Sample Characteristics

  • The study reported on a total of 106 patients, with 53 in the palifermin group and 53 in the control group.
  • All patients received autologous or allogeneic transplantation with hematologic and nonhematologic diseases and had a Karnofsky score of 80 or higher.
  • The palifermin group received transplantations between June 2005 and March 2006; the control group received transplantations between December 2000 and December 2005.
  • Protocols were not indicated for either group.

Setting

This was a multicenter study conducted in Poland.

Study Design

This was a retrospective control trial.

Measurement Instruments/Methods

  • The World Health Organization (WHO) Oral Toxicity Scale was used.
  • Researchers recorded mucositis onset and incidence, use of analgesics, duration of total parenteral nutrition (TPN), incidence of febrile neutropenia, severe infections, and incidence of acute GVHD.

Results

Incidence of all grades of mucositis was lower in the palifermin group (p < 0.001). Incidence of grades 3–4 was 13% in the palifermin group and 43% in the control group (p < 0.001). Mean duration was significantly lower (p < 0.001). No statistically significant differences in the onset of OM, duration of TPN, opioid use, incidence of febrile neutropenia, or severe infection were observed. No statistical significance in acute GVHD measures were observed, although the authors suggested that a decrease in acute GVHD may occur. Additional studies are necessary.
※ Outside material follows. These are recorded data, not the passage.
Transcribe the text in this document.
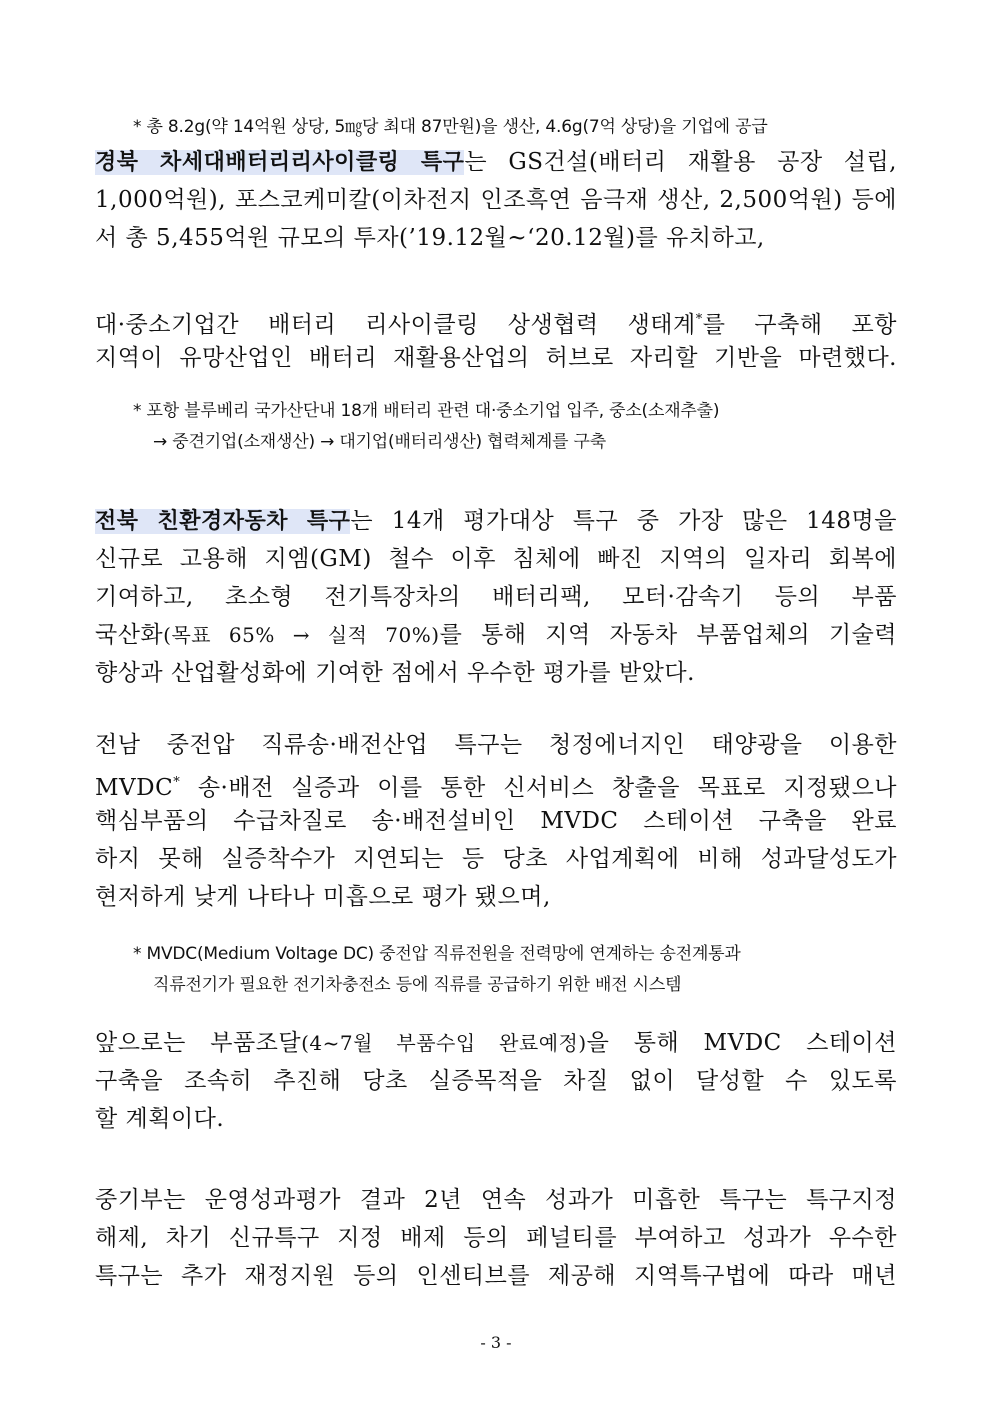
* 총 8.2g(약 14억원 상당, 5㎎당 최대 87만원)을 생산, 4.6g(7억 상당)을 기업에 공급
경북 차세대배터리리사이클링 특구는 GS건설(배터리 재활용 공장 설립,
1,000억원), 포스코케미칼(이차전지 인조흑연 음극재 생산, 2,500억원) 등에
서 총 5,455억원 규모의 투자(’19.12월~‘20.12월)를 유치하고,
대·중소기업간 배터리 리사이클링 상생협력 생태계*를 구축해 포항
지역이 유망산업인 배터리 재활용산업의 허브로 자리할 기반을 마련했다.
* 포항 블루베리 국가산단내 18개 배터리 관련 대·중소기업 입주, 중소(소재추출)
→ 중견기업(소재생산) → 대기업(배터리생산) 협력체계를 구축
전북 친환경자동차 특구는 14개 평가대상 특구 중 가장 많은 148명을
신규로 고용해 지엠(GM) 철수 이후 침체에 빠진 지역의 일자리 회복에
기여하고, 초소형 전기특장차의 배터리팩, 모터·감속기 등의 부품
국산화(목표 65% → 실적 70%)를 통해 지역 자동차 부품업체의 기술력
향상과 산업활성화에 기여한 점에서 우수한 평가를 받았다.
전남 중전압 직류송·배전산업 특구는 청정에너지인 태양광을 이용한
MVDC* 송·배전 실증과 이를 통한 신서비스 창출을 목표로 지정됐으나
핵심부품의 수급차질로 송·배전설비인 MVDC 스테이션 구축을 완료
하지 못해 실증착수가 지연되는 등 당초 사업계획에 비해 성과달성도가
현저하게 낮게 나타나 미흡으로 평가 됐으며,
* MVDC(Medium Voltage DC) 중전압 직류전원을 전력망에 연계하는 송전계통과
직류전기가 필요한 전기차충전소 등에 직류를 공급하기 위한 배전 시스템
앞으로는 부품조달(4~7월 부품수입 완료예정)을 통해 MVDC 스테이션
구축을 조속히 추진해 당초 실증목적을 차질 없이 달성할 수 있도록
할 계획이다.
중기부는 운영성과평가 결과 2년 연속 성과가 미흡한 특구는 특구지정
해제, 차기 신규특구 지정 배제 등의 페널티를 부여하고 성과가 우수한
특구는 추가 재정지원 등의 인센티브를 제공해 지역특구법에 따라 매년
- 3 -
Adverse events (e.g., rash, pruritis, erythema, generalized edema, taste alteration, mouth or tongue thickness and discoloration, proteinuria) were mild in 15 patients, moderate in 15 patients, and severe but not life-threatening in 4 patients. No events caused discontinuation of palifermin.

Limitations

  • This was a retrospective trial.
  • Expense was not addressed.
  • The study used an IV formulation of palifermin.
  • Ensuring all treatments were equal is not possible because of the study’s historical nature.